As the financial crisis continues to hold much of the world in a vice-like grip, Sweden has become one of few pockets of resistance, where the impact of the recession has been felt less than elsewhere, having learnt vital lessons from its own recent past.
However, although government bail-outs, high unemployment and irresponsible consumption have been more rare in Sweden than in many of its European counterparts, it doesn’t mean there is room for complacency just yet, analysts warn.
The banking crisis of the early 90s would look familiar to many in Ireland, the UK and Spain. Sweden’s economy, up until then booming, was overstretched and fell into a downward spiral that only ended when the government stepped in to help out the banks, in return for a part share in the institutions themselves. It was an extreme measure, but one that paid off.
Crucially, the politicians acted swiftly and with the broad support of the electorate. This ongoing consensus, regardless of which party is in power has been a contributing factor in the stability of the economy ever since.
“The lesson from the crisis in the 1990s that the fiscal house must be kept in order is certainly one of the reasons why Sweden has been less badly hit this time round, but there are other factors,” says Lars Calmfors, professor of economics at Stockholm University.
Referring to the role of the banks, Calmfors suggests that luck has played as a great a role in avoiding a serious financial crisis. Although the country has undergone a housing boom, the banks did not expose themselves to the same extent as, for example, in the US. That doesn’t mean that they have not taken risks though.
“We haven’t had a crisis like those in Ireland, Spain or the UK, partly because the banks here acted more cautiously after the early 1990s crash. Swedish banks did lend recklessly in the Baltic economies, but they just managed to avoid a disaster, mainly because of the small size of those economies. Nobody really understood the risks the banks were taking there at the time and in hindsight there could have been much worse consequences for Swedish banks and thus for the Swedish economy,” argues Calmfors.
If luck played its part in the banking sector, the way successive governments more recently have dealt with the issue of government debt is much more down to good management.
“The government has avoided a serious fiscal crisis which is very important. We went into the crisis in 2008 in a stable and reasonable shape with quite a large fiscal surplus and that has given room for manoeuvre. There has been no need for fiscal tightening during the crisis as in many of the Eurozone countries with high government debt,” says Calmfors.

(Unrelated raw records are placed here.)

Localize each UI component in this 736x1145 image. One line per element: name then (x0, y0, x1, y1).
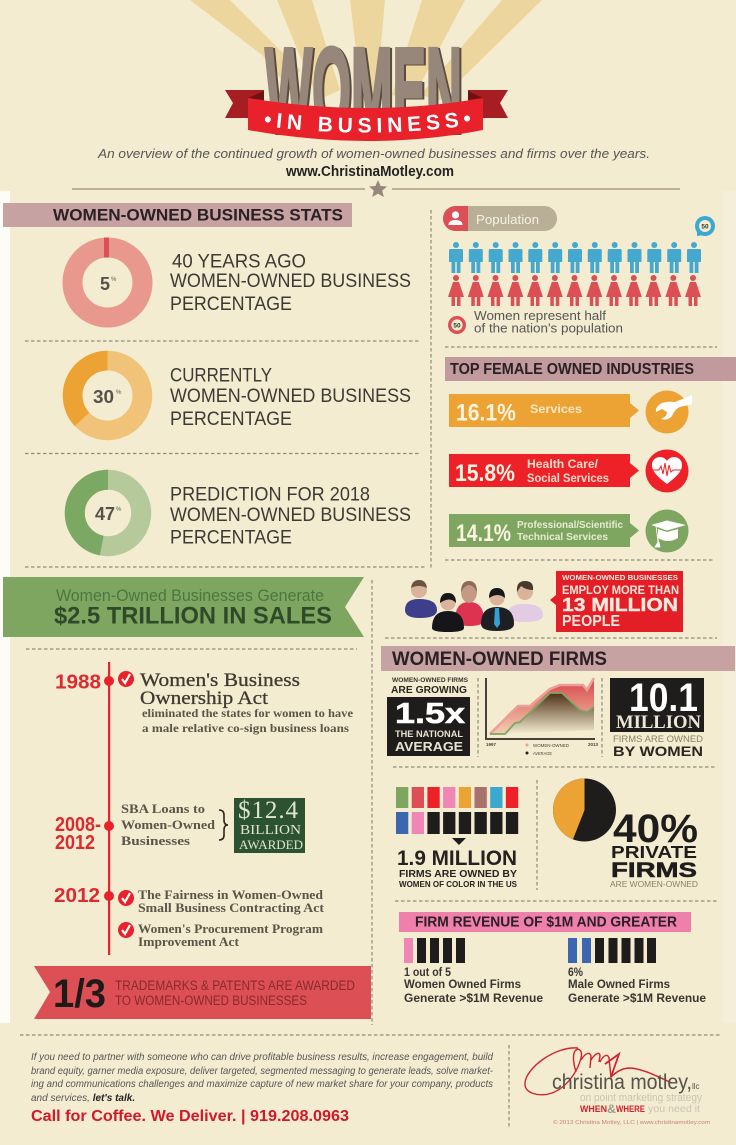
heading: women-owned firms: WOMEN-OWNED FIRMS (392, 649, 607, 670)
stat: 1.5x national average (387, 677, 470, 756)
industry bar: professional: Technical Services (517, 531, 608, 543)
industry bar: services: 16.1% (456, 400, 516, 426)
donut: 30 percent: % (116, 390, 122, 396)
timeline: 1988: Ownership Act (140, 688, 269, 709)
heading: women-owned business stats (3, 203, 352, 227)
logo: christina motley (525, 1048, 710, 1126)
timeline: 1988: Women's Business (140, 670, 300, 691)
timeline: 2012 (54, 885, 325, 949)
industry bar: health care (449, 454, 639, 487)
revenue text: women: Generate >$1M Revenue (404, 993, 543, 1005)
donut: 47 percent: % (116, 507, 122, 513)
footer paragraph: brand equity, garner media exposure, deliver targeted, segmented messaging to generate leads, solve market- (31, 1066, 494, 1077)
population pill (443, 206, 557, 231)
timeline: 2008-2012 (55, 801, 228, 854)
logo: christina motley: llc (692, 1082, 700, 1091)
website: www.ChristinaMotley.com (285, 164, 454, 180)
area chart (486, 678, 599, 756)
ribbon: 2.5 trillion in sales (3, 577, 364, 637)
stat: 1.5x national average: ARE GROWING (391, 684, 467, 696)
awarded box: $12.4 (238, 797, 298, 824)
timeline: 2012: 2012 (54, 885, 100, 907)
stat: 10.1 million firms (610, 676, 704, 759)
ribbon: one third trademarks (34, 966, 371, 1019)
label: currently: CURRENTLY (170, 364, 272, 386)
stat: 1.9 million firms: 1.9 MILLION (397, 847, 517, 870)
revenue text: men (568, 967, 706, 1005)
industry bar: health care: Health Care/ (527, 459, 599, 471)
timeline: 2008-2012: SBA Loans to (121, 801, 205, 816)
revenue text: men: 6% (568, 967, 583, 979)
timeline: 2012: Improvement Act (138, 934, 240, 949)
label: 40 years ago: 40 YEARS AGO (172, 250, 306, 272)
population caption: Women represent half (474, 309, 607, 323)
stat: 40 percent private firms: FIRMS (611, 859, 697, 882)
header divider with star (72, 180, 680, 197)
footer paragraph: and services, let's talk. (31, 1093, 135, 1104)
stat: 1.5x national average: WOMEN-OWNED FIRMS (392, 677, 469, 684)
logo: christina motley: christina motley, (552, 1071, 692, 1094)
revenue text: women: 1 out of 5 (404, 967, 452, 979)
donut: 47 percent: 47 (95, 504, 115, 524)
badge: 50 red (448, 316, 466, 334)
stat: 1.9 million firms (397, 847, 517, 889)
timeline axis (104, 662, 114, 955)
ribbon: 2.5 trillion in sales: Women-Owned Businesses Generate (56, 587, 324, 605)
infographic canvas: WOMEN (265, 22, 462, 158)
pictogram: men (449, 242, 701, 273)
timeline: 2012: Women's Procurement Program (138, 921, 323, 936)
pictogram: women (448, 275, 701, 306)
stat: 10.1 million firms: 10.1 (629, 676, 698, 720)
label: prediction for 2018 (170, 484, 411, 548)
footer paragraph: If you need to partner with someone who can drive profitable business results, increase engagement, build (31, 1052, 493, 1063)
callout: 13 million people (550, 571, 683, 632)
revenue pictogram: men (568, 938, 656, 963)
ribbon: one third trademarks: TRADEMARKS & PATENTS ARE AWARDED (115, 978, 355, 993)
timeline: 2008-2012: Businesses (121, 833, 190, 848)
donut: 5 percent: 5 (100, 274, 110, 294)
label: prediction for 2018: PERCENTAGE (170, 526, 292, 548)
logo: christina motley: © 2013 Christina Motley, LLC | www.christinamotley.com (553, 1119, 710, 1126)
awarded box: BILLION (240, 823, 301, 838)
infographic canvas: WOMEN (267, 23, 464, 159)
heading: women-owned firms (381, 646, 735, 671)
area chart: WOMEN-OWNED (533, 743, 570, 748)
timeline: 2008-2012: 2012 (55, 832, 95, 854)
heading: top female owned industries: TOP FEMALE OWNED INDUSTRIES (450, 361, 694, 378)
callout: 13 million people: PEOPLE (562, 613, 620, 630)
footer paragraph: ing and communications challenges and maximize capture of new market share for your company, products (31, 1079, 493, 1090)
ribbon: one third trademarks: 1/3 (53, 972, 106, 1016)
timeline: 2008-2012: 2008- (55, 814, 101, 836)
subtitle: An overview of the continued growth of women-owned businesses and firms over the years. (97, 147, 650, 161)
revenue text: women: Women Owned Firms (404, 979, 521, 991)
revenue text: men: Generate >$1M Revenue (568, 993, 706, 1005)
icon: heart (646, 450, 688, 492)
revenue pictogram: women (404, 938, 465, 963)
stat: 40 percent private firms: ARE WOMEN-OWNED (610, 879, 698, 889)
timeline: 2012: Small Business Contracting Act (138, 900, 325, 915)
awarded box (234, 797, 305, 853)
label: currently: WOMEN-OWNED BUSINESS (170, 385, 411, 407)
label: 40 years ago: WOMEN-OWNED BUSINESS (170, 270, 411, 292)
area chart: AVERAGE (533, 751, 552, 756)
industry bar: health care: Social Services (527, 473, 609, 485)
badge: 50 blue: 50 (701, 224, 709, 230)
stat: 10.1 million firms: BY WOMEN (613, 743, 703, 759)
stat: 40 percent private firms (610, 807, 698, 889)
awarded box: AWARDED (239, 838, 303, 852)
label: prediction for 2018: PREDICTION FOR 2018 (170, 484, 370, 506)
donut: 5 percent: % (111, 277, 117, 283)
ribbon: 2.5 trillion in sales: $2.5 TRILLION IN SALES (54, 602, 332, 630)
label: 40 years ago (170, 250, 411, 315)
people illustration (405, 580, 543, 632)
call to action: Call for Coffee. We Deliver. | 919.208.0963 (31, 1108, 349, 1125)
heading: women-owned business stats: WOMEN-OWNED BUSINESS STATS (53, 206, 343, 224)
logo: christina motley: WHERE (616, 1104, 645, 1114)
stat: 1.9 million firms: FIRMS ARE OWNED BY (399, 869, 517, 880)
label: prediction for 2018: WOMEN-OWNED BUSINESS (170, 504, 411, 526)
heading: top female owned industries (445, 357, 736, 381)
stat: 40 percent private firms: 40% (613, 807, 698, 851)
callout: 13 million people: 13 MILLION (562, 595, 678, 615)
industry bar: health care: 15.8% (455, 460, 515, 487)
industry bar: professional: Professional/Scientific (517, 519, 623, 531)
industry bar: professional: 14.1% (456, 520, 511, 547)
badge: 50 red: 50 (453, 322, 461, 330)
area chart: 1997 (486, 742, 497, 747)
population pill: Population (476, 212, 539, 227)
industry bar: services (449, 394, 639, 427)
donut: 30 percent: 30 (93, 387, 114, 407)
badge: 50 blue (695, 216, 715, 236)
stat: 1.9 million firms: WOMEN OF COLOR IN THE US (399, 879, 517, 889)
callout: 13 million people: WOMEN-OWNED BUSINESSES (562, 573, 678, 582)
stat: 1.5x national average: THE NATIONAL (395, 729, 463, 740)
title banner: in business (225, 90, 508, 141)
revenue text: men: Male Owned Firms (568, 979, 670, 991)
stat: 1.5x national average: 1.5x (395, 698, 465, 730)
timeline: 1988: eliminated the states for women to have (142, 708, 353, 720)
heading: firm revenue: FIRM REVENUE OF $1M AND GREATER (415, 914, 677, 930)
timeline: 1988 (55, 670, 353, 735)
logo: christina motley: you need it (648, 1103, 700, 1115)
logo: christina motley: WHEN (580, 1104, 607, 1114)
stat: 40 percent private firms: PRIVATE (611, 842, 697, 862)
timeline: 1988: a male relative co-sign business loans (142, 723, 350, 735)
donut: 5 percent (72, 238, 142, 318)
population caption: of the nation's population (474, 322, 623, 336)
label: 40 years ago: PERCENTAGE (170, 293, 292, 315)
title banner: in business: •IN BUSINESS• (264, 112, 470, 133)
population caption (474, 309, 623, 336)
timeline: 1988: 1988 (55, 672, 101, 694)
donut: 30 percent (73, 361, 142, 430)
stat: 10.1 million firms: MILLION (616, 712, 701, 733)
label: currently: PERCENTAGE (170, 408, 292, 430)
title: WOMEN (265, 22, 464, 159)
footer paragraph (31, 1052, 494, 1104)
timeline: 2008-2012: Women-Owned (121, 817, 216, 832)
stat: 1.5x national average: AVERAGE (395, 740, 463, 754)
donut: 47 percent (75, 480, 141, 546)
icon: graduation cap (646, 510, 688, 552)
icon: wrench (646, 390, 692, 434)
sunburst rays (190, 0, 542, 100)
ribbon: one third trademarks: TO WOMEN-OWNED BUSINESSES (115, 993, 307, 1008)
logo: christina motley: on point marketing strategy (580, 1092, 702, 1104)
revenue text: women (404, 967, 543, 1005)
area chart: 2013 (588, 742, 599, 747)
callout: 13 million people: EMPLOY MORE THAN (562, 585, 679, 597)
label: currently (170, 364, 411, 430)
color squares pictogram (396, 787, 518, 845)
pie chart (553, 778, 616, 842)
industry bar: services: Services (530, 404, 582, 416)
industry bar: professional (449, 514, 639, 547)
logo: christina motley: & (607, 1102, 616, 1116)
timeline: 2012: The Fairness in Women-Owned (138, 887, 324, 902)
stat: 10.1 million firms: FIRMS ARE OWNED (613, 734, 703, 745)
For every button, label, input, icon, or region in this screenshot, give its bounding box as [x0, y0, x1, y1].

Sweden’s decision to stay out of the Eurozone and let the krona float freely has also contributed to the so-called soft landing.
In the 1990s crisis, politicians aiming for stability tried to keep the exchange rate steady. The attempt failed and the krona has been allowed to float ever since. During the recession in 2009-09, that came in handy. As demand for Swedish products fell, so did the demand for the Swedish krona. The exchange rate then depreciated heavily, making products cheaper for foreigners. That helped keep net exports, and thus aggregate demand, up.

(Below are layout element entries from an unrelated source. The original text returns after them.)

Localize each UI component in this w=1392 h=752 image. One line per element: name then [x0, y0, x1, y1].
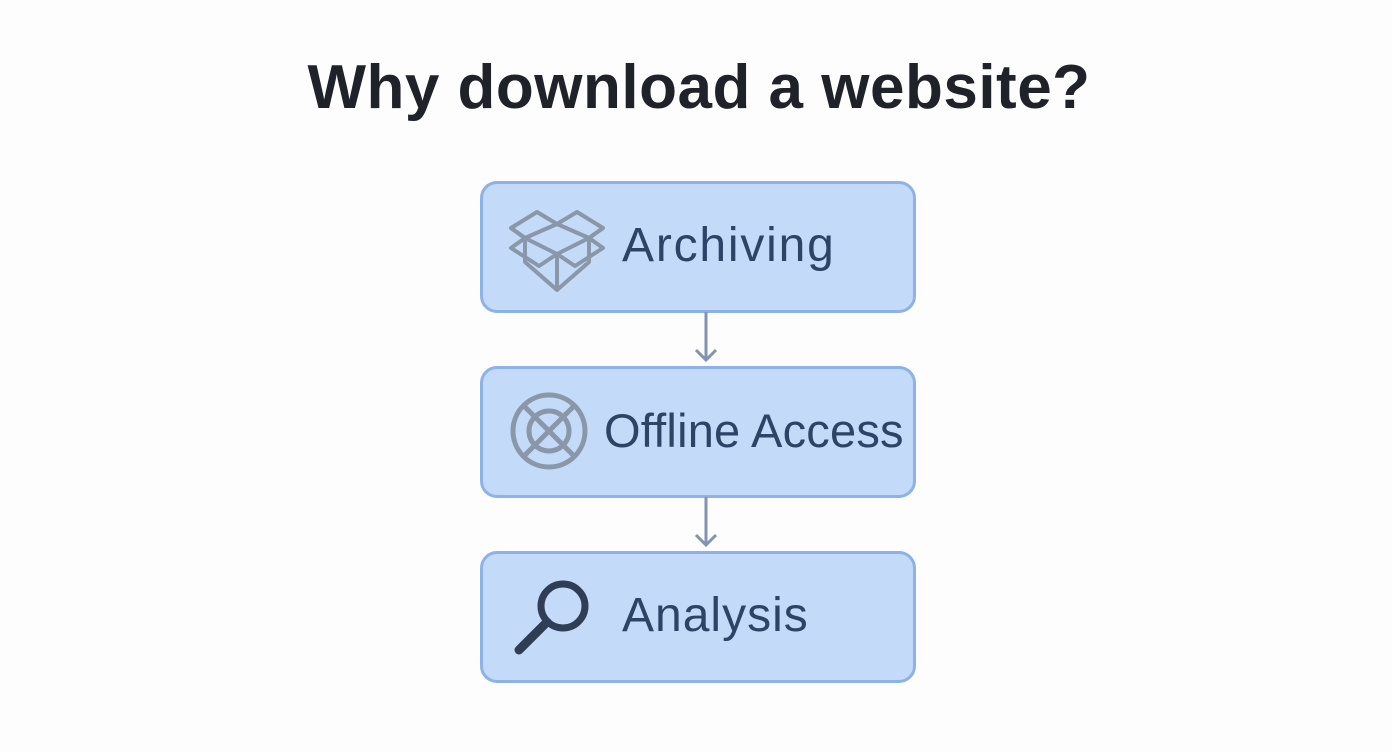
icon: crossed circle	[510, 392, 588, 470]
box: archiving	[480, 181, 916, 313]
label: Analysis	[622, 589, 809, 642]
box: analysis	[480, 551, 916, 683]
arrow 2	[695, 497, 717, 547]
label: Offline Access	[604, 404, 904, 457]
box: offline access	[480, 366, 916, 498]
title: Why download a website?	[307, 53, 1091, 122]
label: Archiving	[622, 219, 836, 272]
icon: magnifier	[514, 580, 588, 654]
arrow 1	[695, 312, 717, 362]
icon: box	[509, 210, 605, 292]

“This helped to cushion the effect of the large downturn downturn in 2008-09,” argues Calmfors.
However, it is not all bright news. Sweden is traditionally highly dependent on exports, leaving the economy at the mercy of the fluctuations in global markets.
“This time though it will be much tougher because the krona has not depreciated. Instead it has appreciated which will hurt the Swedish exports,” says Calmfors.
So the warning signs are there and Sweden is nowhere near out of the woods yet as the economy struggles on several fronts.
“The labour market will be a problem looking ahead,” says Calmfors.
“We already have an unemployment problem. Long-term unemployment, which is already high, will certainly rise even more now when output growth falls due to the downturn in the European economy.
It is less clear what will happen to long-term growth. Sweden had a long period of high growth since the crisis in the 1990s; between 1995 and 2006 GDP on average grow annually, by about 1% more each year than in the Eurozone.
“But it is very hard to predict whether we can achieve that kind of growth again after the current downturn. There are not, however, any clear signs that long-term growth will go down substantially, but we just don’t know yet,” he adds.
There remains a sense of optimism though, largely down to a combination of people from bankers to politicians and the man and woman on the street, all of whom have contributed to Sweden’s current robust economy.
“What we all learnt in the 1990s is a crucial factor. We had a fiscal situation similar to what Spain, Portugal and the UK have now. We realised that in normal times if you can shore up your finances you have room for manoeuvre later during a recession,” says Professor Calmfors.
“It looks like there will be a European downturn, which will inevitably affect Sweden, with unemployment set to go up and GDP will barely grow this year, so we are in recession, but hopefully it will not be that deep,” he argues.
The economic crisis in Sweden in the early 1990s is looked back on by many as the cloud with a silver lining, acting, in the opinion of many analysts as a necessary wake-up call. It helped forge a broad political consensus on the need for fiscal discipline that has served Sweden well and which continues to draw admiring glances from abroad.